Jonas Salk was a hero to the world when he developed a vaccine for the polio virus. I was a freshman in college in 1961 when I finally had the opportunity to walk over to a neighborhood school from my college room and take my first dose dribbled on a sugar cube. There were three doses to be taken, as I remember. Even at 18, I had the sense to know I really needed to get those doses, and I did.

I never knew anyone who died from it, although I heard about the daughter of someone my parents knew who was in an iron lung. I had classmates occasionally with a withered arm or a leg brace. I didn't meet the colleague with the leg brace until 1965.
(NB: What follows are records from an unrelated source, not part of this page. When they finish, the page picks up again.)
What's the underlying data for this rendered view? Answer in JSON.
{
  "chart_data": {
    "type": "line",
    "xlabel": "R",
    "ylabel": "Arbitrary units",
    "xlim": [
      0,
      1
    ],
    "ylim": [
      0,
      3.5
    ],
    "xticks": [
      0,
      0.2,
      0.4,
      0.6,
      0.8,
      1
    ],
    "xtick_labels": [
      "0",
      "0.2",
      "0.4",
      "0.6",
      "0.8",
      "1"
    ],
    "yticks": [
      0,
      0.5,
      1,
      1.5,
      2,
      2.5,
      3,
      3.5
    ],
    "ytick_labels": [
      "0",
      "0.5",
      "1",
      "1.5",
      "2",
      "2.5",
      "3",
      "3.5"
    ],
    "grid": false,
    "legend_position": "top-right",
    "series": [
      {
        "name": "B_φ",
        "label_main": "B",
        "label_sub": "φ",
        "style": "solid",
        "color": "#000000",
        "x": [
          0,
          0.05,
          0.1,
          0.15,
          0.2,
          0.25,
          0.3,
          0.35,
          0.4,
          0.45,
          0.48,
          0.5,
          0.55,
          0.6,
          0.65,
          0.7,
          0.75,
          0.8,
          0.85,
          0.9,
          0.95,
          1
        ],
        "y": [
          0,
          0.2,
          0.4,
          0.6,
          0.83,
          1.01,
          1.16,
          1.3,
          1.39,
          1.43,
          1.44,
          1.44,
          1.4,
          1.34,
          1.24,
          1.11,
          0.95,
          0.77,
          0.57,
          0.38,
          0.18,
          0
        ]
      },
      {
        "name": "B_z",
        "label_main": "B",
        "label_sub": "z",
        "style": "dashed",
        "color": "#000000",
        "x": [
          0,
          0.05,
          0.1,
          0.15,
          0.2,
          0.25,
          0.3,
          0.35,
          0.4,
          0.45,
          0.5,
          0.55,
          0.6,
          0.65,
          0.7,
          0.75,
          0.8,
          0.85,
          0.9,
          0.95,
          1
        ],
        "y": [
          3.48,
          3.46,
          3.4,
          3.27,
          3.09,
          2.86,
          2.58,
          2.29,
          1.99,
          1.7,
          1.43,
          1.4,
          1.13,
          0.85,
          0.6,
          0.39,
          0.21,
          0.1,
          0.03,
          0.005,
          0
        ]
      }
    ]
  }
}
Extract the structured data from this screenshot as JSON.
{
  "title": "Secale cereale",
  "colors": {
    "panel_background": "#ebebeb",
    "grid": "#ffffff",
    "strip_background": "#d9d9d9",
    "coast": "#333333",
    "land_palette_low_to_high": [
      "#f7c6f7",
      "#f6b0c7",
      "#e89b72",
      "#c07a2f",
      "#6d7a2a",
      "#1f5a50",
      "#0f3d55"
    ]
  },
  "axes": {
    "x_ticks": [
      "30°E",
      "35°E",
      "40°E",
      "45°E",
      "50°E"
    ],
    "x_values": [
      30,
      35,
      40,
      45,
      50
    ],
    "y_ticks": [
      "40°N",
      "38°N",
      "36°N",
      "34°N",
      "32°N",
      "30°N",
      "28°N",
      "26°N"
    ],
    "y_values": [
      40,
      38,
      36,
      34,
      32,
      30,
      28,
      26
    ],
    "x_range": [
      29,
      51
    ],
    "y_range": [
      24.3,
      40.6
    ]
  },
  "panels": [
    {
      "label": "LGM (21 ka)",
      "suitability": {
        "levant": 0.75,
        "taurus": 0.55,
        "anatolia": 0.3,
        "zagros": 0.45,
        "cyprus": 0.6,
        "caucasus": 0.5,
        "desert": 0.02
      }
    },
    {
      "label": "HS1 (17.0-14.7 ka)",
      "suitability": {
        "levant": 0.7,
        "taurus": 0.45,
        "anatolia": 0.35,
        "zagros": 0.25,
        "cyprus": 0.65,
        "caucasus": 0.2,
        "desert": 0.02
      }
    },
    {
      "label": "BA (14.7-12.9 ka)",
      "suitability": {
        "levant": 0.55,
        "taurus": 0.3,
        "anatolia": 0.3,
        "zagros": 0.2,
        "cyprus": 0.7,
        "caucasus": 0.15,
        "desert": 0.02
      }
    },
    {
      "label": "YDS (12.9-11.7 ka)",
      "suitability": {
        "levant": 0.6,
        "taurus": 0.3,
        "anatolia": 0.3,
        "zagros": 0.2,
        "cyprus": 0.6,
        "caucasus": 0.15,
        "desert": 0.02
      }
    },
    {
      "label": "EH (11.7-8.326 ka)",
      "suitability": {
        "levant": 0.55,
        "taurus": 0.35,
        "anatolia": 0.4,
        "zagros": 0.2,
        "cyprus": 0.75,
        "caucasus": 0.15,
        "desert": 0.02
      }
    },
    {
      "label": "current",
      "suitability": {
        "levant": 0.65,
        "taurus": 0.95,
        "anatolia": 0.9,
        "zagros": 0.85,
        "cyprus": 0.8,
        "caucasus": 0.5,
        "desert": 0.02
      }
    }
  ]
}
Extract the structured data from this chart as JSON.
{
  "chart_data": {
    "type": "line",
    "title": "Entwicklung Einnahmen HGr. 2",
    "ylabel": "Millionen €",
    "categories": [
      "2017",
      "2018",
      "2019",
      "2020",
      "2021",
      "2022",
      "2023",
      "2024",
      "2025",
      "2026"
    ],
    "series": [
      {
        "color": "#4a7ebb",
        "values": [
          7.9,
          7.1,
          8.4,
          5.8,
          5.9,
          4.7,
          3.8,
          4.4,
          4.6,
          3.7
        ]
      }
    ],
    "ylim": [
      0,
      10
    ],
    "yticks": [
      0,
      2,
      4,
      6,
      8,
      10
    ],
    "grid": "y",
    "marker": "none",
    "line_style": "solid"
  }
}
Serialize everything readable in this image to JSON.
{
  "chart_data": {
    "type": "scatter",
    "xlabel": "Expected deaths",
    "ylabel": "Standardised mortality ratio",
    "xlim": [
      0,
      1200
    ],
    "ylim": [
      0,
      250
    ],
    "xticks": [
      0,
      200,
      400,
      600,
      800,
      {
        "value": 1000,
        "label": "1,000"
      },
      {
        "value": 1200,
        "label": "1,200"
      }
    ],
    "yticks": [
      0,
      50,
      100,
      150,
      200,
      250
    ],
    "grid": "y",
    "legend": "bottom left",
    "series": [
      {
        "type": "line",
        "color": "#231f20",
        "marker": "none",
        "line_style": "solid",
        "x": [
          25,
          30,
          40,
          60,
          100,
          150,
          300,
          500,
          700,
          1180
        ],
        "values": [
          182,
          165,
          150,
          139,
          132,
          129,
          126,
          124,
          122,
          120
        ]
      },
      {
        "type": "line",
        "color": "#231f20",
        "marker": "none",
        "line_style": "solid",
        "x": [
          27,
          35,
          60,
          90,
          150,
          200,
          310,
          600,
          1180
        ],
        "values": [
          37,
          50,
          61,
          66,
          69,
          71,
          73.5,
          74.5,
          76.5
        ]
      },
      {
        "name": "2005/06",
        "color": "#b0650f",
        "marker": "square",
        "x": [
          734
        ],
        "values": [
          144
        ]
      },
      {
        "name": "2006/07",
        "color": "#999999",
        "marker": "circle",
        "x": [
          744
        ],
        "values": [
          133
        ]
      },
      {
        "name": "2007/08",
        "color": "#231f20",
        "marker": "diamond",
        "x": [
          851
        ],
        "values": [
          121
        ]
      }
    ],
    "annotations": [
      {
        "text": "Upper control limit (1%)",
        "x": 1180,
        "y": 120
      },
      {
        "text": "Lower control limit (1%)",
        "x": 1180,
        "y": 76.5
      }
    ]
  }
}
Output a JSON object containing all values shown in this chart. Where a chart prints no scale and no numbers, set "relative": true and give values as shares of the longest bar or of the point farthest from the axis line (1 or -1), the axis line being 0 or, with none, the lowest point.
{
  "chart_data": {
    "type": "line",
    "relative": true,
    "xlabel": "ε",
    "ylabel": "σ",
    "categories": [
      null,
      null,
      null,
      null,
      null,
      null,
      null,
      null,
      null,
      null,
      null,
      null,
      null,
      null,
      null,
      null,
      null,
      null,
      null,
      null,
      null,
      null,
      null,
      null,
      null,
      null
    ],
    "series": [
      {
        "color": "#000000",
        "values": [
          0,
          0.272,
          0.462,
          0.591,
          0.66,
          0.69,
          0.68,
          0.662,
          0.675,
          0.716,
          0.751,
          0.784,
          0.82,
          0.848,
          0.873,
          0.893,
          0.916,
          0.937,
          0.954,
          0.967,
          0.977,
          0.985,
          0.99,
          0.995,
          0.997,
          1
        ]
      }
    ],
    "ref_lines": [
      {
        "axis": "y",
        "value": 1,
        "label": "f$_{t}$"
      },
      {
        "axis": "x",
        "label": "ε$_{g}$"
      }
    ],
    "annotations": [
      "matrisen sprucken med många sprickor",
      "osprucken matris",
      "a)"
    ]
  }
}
Polio, however, was such a devastating disease that we were all aware of it. We feared it.

I hear 30,000 people die every year from the flu, mostly the elderly or already debilitated. I have no idea how many of these people who die have had flu shots. Certainly, some of them have had the shots, get sick and die anyway. That's said.

My impression is that one reason for the fear of the H1N1 strain is the lack of a vaccine. I understand medical people are also wary of how contagious it is, or how virulent. We still have a tough time fighting viruses. We will get these answers, and in the meantime the precautions--handwashing, not congregating, etc., etc., etc. --either seems to be working or it was a weak virus in the first place.

New viruses arise all the time. Polio is mostly gone, but AIDS is here. Medical officials around the world are convinced that, sooner or later, we will have some illness that will kill many people. That seems logical.

But I remember the hot summers when I couldn't go swimming, or to the air-conditioned movie theater for my whole summer vacation because of polio. In the United States, much of our population has no memory of deadly epidemics. For those of us who do remember, it was so long ago that perhaps we have just been jarred awake.

Life changes. Old dangers pass. New ones come along. And throughout, the basic nature of human beings stays the same.